Ferme restando le scadenze sopra indicate, appare evidente che occorra procedere con una accelerazione nella definizione della nuova strategia nazionale sulla base di una serie di scelte condivise tra le amministrazioni interessate e con il coinvolgimento del partenariato socio-economico. Tra le varie scelte da effettuare ce ne sono alcune che hanno carattere preliminare rispetto al resto e riguardano l'assetto complessivo della programmazione e la governance degli interventi.
In ragione dell'assetto costituzionale del nostro Paese, è condiviso tra le parti l'obiettivo di mantenere lo status quo per quanto riguarda l'attuazione. Vale a dire, il primo pilastro della PAC a trazione nazionale e lo sviluppo rurale a guida regionale. Tuttavia, rimane ancora da definire il modo in cui saranno programmati gli interventi nell'ambito del Piano strategico, soprattutto per il secondo pilastro della PAC.
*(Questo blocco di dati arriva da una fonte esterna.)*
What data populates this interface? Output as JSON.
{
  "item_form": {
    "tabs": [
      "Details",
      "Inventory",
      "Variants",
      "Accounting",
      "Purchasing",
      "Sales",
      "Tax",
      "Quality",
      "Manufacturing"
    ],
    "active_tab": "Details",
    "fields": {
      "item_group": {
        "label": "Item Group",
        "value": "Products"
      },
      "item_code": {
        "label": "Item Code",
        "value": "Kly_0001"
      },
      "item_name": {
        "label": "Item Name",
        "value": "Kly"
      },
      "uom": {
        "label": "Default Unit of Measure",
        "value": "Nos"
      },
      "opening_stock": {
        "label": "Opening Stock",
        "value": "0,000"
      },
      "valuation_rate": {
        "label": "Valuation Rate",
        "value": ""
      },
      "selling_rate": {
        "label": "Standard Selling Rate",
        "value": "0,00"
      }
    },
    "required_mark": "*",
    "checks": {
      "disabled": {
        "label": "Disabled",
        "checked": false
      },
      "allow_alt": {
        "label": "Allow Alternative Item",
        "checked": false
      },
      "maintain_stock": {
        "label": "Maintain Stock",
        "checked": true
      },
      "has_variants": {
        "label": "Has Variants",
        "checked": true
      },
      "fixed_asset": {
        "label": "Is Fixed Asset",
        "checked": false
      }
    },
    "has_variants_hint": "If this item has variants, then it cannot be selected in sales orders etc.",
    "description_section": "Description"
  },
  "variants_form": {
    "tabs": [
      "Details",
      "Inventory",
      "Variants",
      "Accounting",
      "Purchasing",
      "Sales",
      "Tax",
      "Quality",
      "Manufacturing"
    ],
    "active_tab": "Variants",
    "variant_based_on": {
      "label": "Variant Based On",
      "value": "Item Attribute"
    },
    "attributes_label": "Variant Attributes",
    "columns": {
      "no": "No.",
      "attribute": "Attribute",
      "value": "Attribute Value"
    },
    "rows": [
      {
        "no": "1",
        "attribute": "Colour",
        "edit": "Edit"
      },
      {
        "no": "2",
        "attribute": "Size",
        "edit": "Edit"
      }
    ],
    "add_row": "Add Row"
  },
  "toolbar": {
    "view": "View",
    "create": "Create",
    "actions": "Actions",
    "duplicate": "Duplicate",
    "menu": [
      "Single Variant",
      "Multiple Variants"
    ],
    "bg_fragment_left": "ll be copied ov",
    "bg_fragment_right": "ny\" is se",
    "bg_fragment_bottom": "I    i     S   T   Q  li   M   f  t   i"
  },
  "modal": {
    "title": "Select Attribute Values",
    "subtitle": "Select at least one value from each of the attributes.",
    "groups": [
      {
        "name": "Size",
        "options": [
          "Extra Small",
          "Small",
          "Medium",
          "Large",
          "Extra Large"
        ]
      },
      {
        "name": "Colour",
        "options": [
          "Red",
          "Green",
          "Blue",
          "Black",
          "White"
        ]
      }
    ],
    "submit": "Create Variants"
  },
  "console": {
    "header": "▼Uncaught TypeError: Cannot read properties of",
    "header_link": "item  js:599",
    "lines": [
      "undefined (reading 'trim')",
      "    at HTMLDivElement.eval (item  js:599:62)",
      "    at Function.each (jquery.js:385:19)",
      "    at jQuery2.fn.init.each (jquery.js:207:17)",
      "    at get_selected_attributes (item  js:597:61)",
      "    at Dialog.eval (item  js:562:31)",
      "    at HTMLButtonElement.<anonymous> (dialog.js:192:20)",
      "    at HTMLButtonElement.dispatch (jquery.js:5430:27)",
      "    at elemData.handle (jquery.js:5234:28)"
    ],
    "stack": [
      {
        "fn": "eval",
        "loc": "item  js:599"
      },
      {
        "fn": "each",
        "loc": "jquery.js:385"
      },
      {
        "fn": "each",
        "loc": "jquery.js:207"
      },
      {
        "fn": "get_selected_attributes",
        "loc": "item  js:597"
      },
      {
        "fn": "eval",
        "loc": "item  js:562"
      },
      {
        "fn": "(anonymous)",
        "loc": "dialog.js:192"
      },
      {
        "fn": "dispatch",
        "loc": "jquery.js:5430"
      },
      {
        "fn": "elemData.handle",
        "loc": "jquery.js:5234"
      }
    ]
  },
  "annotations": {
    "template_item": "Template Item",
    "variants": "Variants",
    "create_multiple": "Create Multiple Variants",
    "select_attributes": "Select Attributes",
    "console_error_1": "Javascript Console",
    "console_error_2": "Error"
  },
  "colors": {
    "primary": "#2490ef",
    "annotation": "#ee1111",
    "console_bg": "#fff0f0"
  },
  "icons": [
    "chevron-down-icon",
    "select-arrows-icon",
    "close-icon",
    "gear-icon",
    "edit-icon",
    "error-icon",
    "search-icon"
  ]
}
Su tale aspetto, gli orientamenti della Commissione europea rendono possibile scegliere tra tre diversi approcci: 1) definizione di interventi uniformi a livello nazionale; 2) definizione di interventi uniformi ma con specificità regionali; 3) definizione di interventi puramente regionali.
La scelta non è semplice, dato che ogni opzione presenta una serie di pregi e difetti con importanti conseguenze sia sulla capacità di raggiungere gli obiettivi di sviluppo sia per le implicazioni gestionali per le amministrazioni che saranno coinvolte nell'attuazione.
La prima ipotesi, relativa agli interventi uniformi nazionali, fornirebbe indubbi vantaggi in termini di semplificazione nella redazione e gestione del Piano, tuttavia sacrificherebbe le specificità regionali definendo interventi poco aderenti ai fabbisogni territoriali.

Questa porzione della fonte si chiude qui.